Depuis 2006 des associations dénoncent l’insuffisance de contrôle du Bureau de vérification de la Publicité (BVP) rebaptisé depuis Autorité de Régulation Professionnelle de la Publicité (ARPP). Cette pratique a d’ailleurs fait l’objet d’un groupe de travail au Grenelle de l’environnement.

En fait une enquête (menée par l'université Dauphine) a montré que si le consommateur averti ne se laisse pas prendre aux arguments donnés, le consommateur moins averti peut se montrer  sensible à un éco-label  imaginaire et auto-décerné par l’entreprise.

Plus grave par contre, une étude réalisée fin 2009 fait apparaître  qu’une majorité des Français, et particulièrement en raison de ces pratiques d’écoblanchiment, estiment que le développement durable est un moyen de se donner bonne conscience.

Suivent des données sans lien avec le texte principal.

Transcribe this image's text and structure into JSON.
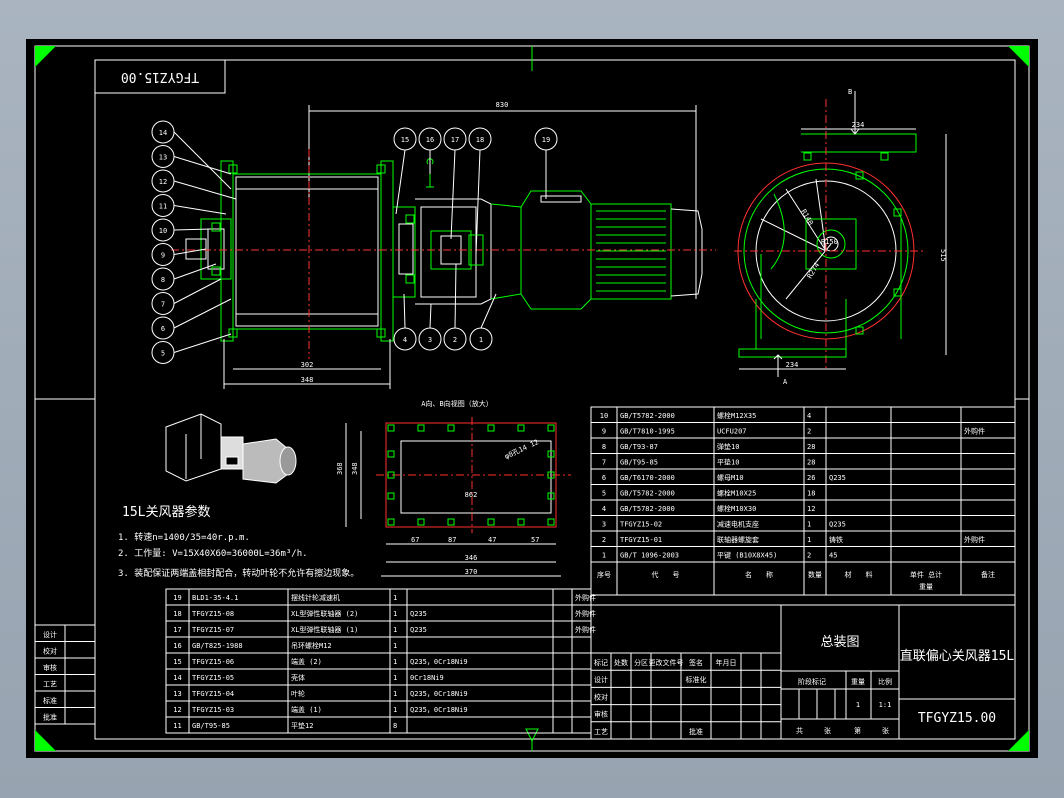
{
  "drawing": {
    "code_rotated": "TFGYZ15.00",
    "code_bottom": "TFGYZ15.00",
    "title_name": "直联偏心关风器15L",
    "assembly": "总装图"
  },
  "dims": {
    "overall": "830",
    "flange_w": "302",
    "flange_w2": "348",
    "top_w": "234",
    "base_w": "234",
    "height": "515",
    "r1": "R150",
    "r2": "R140",
    "r3": "R274",
    "section_B": "B",
    "section_A": "A",
    "hole": "φ8孔14 12",
    "span": "862",
    "d1": "67",
    "d2": "87",
    "d3": "47",
    "d4": "57",
    "w1": "346",
    "w2": "370",
    "side1": "368",
    "side2": "348"
  },
  "view_label": "A向、B向视图（放大）",
  "balloons_left": [
    "14",
    "13",
    "12",
    "11",
    "10",
    "9",
    "8",
    "7",
    "6",
    "5"
  ],
  "balloons_top": [
    "15",
    "16",
    "17",
    "18",
    "19"
  ],
  "balloons_bottom": [
    "4",
    "3",
    "2",
    "1"
  ],
  "params": {
    "title": "15L关风器参数",
    "lines": [
      "1. 转速n=1400/35=40r.p.m.",
      "2. 工作量: V=15X40X60=36000L=36m³/h.",
      "3. 装配保证两端盖相封配合，转动叶轮不允许有擦边现象。"
    ]
  },
  "bom_upper": {
    "rows": [
      [
        "10",
        "GB/T5782-2000",
        "螺栓M12X35",
        "4",
        "",
        "",
        ""
      ],
      [
        "9",
        "GB/T7810-1995",
        "UCFU207",
        "2",
        "",
        "",
        "外购件"
      ],
      [
        "8",
        "GB/T93-87",
        "弹垫10",
        "28",
        "",
        "",
        ""
      ],
      [
        "7",
        "GB/T95-85",
        "平垫10",
        "28",
        "",
        "",
        ""
      ],
      [
        "6",
        "GB/T6170-2000",
        "螺母M10",
        "26",
        "Q235",
        "",
        ""
      ],
      [
        "5",
        "GB/T5782-2000",
        "螺栓M10X25",
        "18",
        "",
        "",
        ""
      ],
      [
        "4",
        "GB/T5782-2000",
        "螺栓M10X30",
        "12",
        "",
        "",
        ""
      ],
      [
        "3",
        "TFGYZ15-02",
        "减速电机支座",
        "1",
        "Q235",
        "",
        ""
      ],
      [
        "2",
        "TFGYZ15-01",
        "联轴器螺旋套",
        "1",
        "铸铁",
        "",
        "外购件"
      ],
      [
        "1",
        "GB/T 1096-2003",
        "平键 (B10X8X45)",
        "2",
        "45",
        "",
        ""
      ]
    ],
    "headers": [
      "序号",
      "代　　号",
      "名　　称",
      "数量",
      "材　　料",
      "单件 总计\n重量",
      "备注"
    ]
  },
  "bom_lower": {
    "rows": [
      [
        "19",
        "BLD1-35-4.1",
        "摆线针轮减速机",
        "1",
        "",
        "",
        "外购件"
      ],
      [
        "18",
        "TFGYZ15-08",
        "XL型弹性联轴器 (2)",
        "1",
        "Q235",
        "",
        "外购件"
      ],
      [
        "17",
        "TFGYZ15-07",
        "XL型弹性联轴器 (1)",
        "1",
        "Q235",
        "",
        "外购件"
      ],
      [
        "16",
        "GB/T825-1988",
        "吊环螺栓M12",
        "1",
        "",
        "",
        ""
      ],
      [
        "15",
        "TFGYZ15-06",
        "端盖 (2)",
        "1",
        "Q235，0Cr18Ni9",
        "",
        ""
      ],
      [
        "14",
        "TFGYZ15-05",
        "壳体",
        "1",
        "0Cr18Ni9",
        "",
        ""
      ],
      [
        "13",
        "TFGYZ15-04",
        "叶轮",
        "1",
        "Q235，0Cr18Ni9",
        "",
        ""
      ],
      [
        "12",
        "TFGYZ15-03",
        "端盖 (1)",
        "1",
        "Q235，0Cr18Ni9",
        "",
        ""
      ],
      [
        "11",
        "GB/T95-85",
        "平垫12",
        "8",
        "",
        "",
        ""
      ]
    ]
  },
  "left_box": [
    "设计",
    "校对",
    "审核",
    "工艺",
    "标准",
    "批准"
  ],
  "title_block": {
    "sign_row": [
      "标记",
      "处数",
      "分区",
      "更改文件号",
      "签名",
      "年月日"
    ],
    "rows": [
      "设计",
      "校对",
      "审核",
      "工艺"
    ],
    "std": "标准化",
    "approve": "批准",
    "stage_headers": [
      "阶段标记",
      "重量",
      "比例"
    ],
    "qty": "1",
    "scale": "1:1",
    "sheet_label": [
      "共",
      "张",
      "第",
      "张"
    ]
  },
  "colors": {
    "line": "#ffffff",
    "green": "#00ff00",
    "red": "#ff3030",
    "paper": "#000000",
    "bg": "#a9b4c0"
  }
}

Gaz à effet de serre et alimentation

28 février 2010

Selon la FAO (Food and Agriculture Organization ou Organisation des Nations Unies pour l’Alimentation et l’Agriculture), en 2006, la production de viande représentait 18 % des émissions de gaz à effet de serre dans le monde. Ce chiffre prend bien entendu en compte toute la filière depuis la production de plantes fourragères. L'élevage est en progression constante, et, selon le même organisme, devrait doubler d’ici 2050 pour répondre aux besoins de la population mondiale. Il est en outre à l’origine de 9 % de la consommation d’eau douce de la planète.

Vaches SalersBovins et GES

Selon l’Agence Européenne pour l’Environnement, l’agriculture est à l’origine de 10 % des GES en Europe et l’élevage en représente plus de la moitié. Les bovins constituent 60 % de l’élevage, on estime donc à 3 % les émissions de gaz à effet de serre de nos sympathiques vaches.

Celle-ci, par son processus très complexe de digestion (la vache est un ruminant), produit du méthane, gaz 20 fois plus puissant que le CO2 : en fait, en moyenne 70 kg de méthane, soit environ 1,3 tonne d’équivalent CO2, par an pour une vache à viande et 120 kg, soit environ 2,4 tonnes d’équivalent CO2 pour une vache à lait, produites en Europe ou en Amérique du Nord. Une vache africaine produit en moyenne 3 fois moins de méthane (…et 10 fois moins de lait !). Les moutons et les chèvres en produisent 10 fois moins.

Ajoutons à cela les GES produits de manière indirecte par la décomposition du fumier. Du méthane, mais aussi du protoxyde d’azote, 296 fois plus puissant que le CO2. L’épandage du fumier et du lisier dans les champs contribue à l’échappement de ces gaz, mais les engrais chimiques aussi.

Notre consommation en question ?

Nous consommons environ 12 kg de viande bovine (chiffre donné par le CREDOC) par personne et par an et 400 kg d’équivalent lait, sous forme de produits laitiers divers et de fromages (chiffre donné par l’INRA). Une personne devenant brusquement végétarienne économiserait 52 kg d’équivalent CO2 par an, 208 kg si elle renonce en plus à tout produit laitier… choses que l’on ne saurait conseiller pour la santé.

Selon DD magazine, ce sont surtout des modifications en matière de production agricole qui seraient efficaces :

De nombreux travaux scientifiques montrent cependant que ce sont surtout les changements de pratiques agricoles, plus que la réduction de la consommation, qui seraient le plus à même de réduire l'impact climatique des filières bovine et laitière.

Et la FAO, citée par développementdurable.com, précise :

L'objectif est de veiller à ce que la croissance continue de cette production ne soit pas nocive pour les écosystèmes, la biodiversité, les terres, les ressources forestières et la qualité de l'eau, et ne contribue pas au réchauffement climatique (…). Des investissements urgents sont nécessaires pour que le secteur de l'élevage dans le monde réponde à une demande croissante et, dans le même temps, contribue à la réduction de la pauvreté, à la sécurité alimentaire, à la préservation de l'environnement et à la santé humaine.

Car dans certains pays en voie de développement, ces activités ont en effet pour conséquence néfaste d’accélérer la déforestation afin d’étendre les zones de pâturage. Or selon la CIPRA (Commission Internationale pour la Protection des Alpes) :

Avec le temps, les vieux arbres fixent une grande quantité de carbone par l'intermédiaire de leur litière et de leurs racines. Les vieilles forêts constituent de véritables puits de carbone.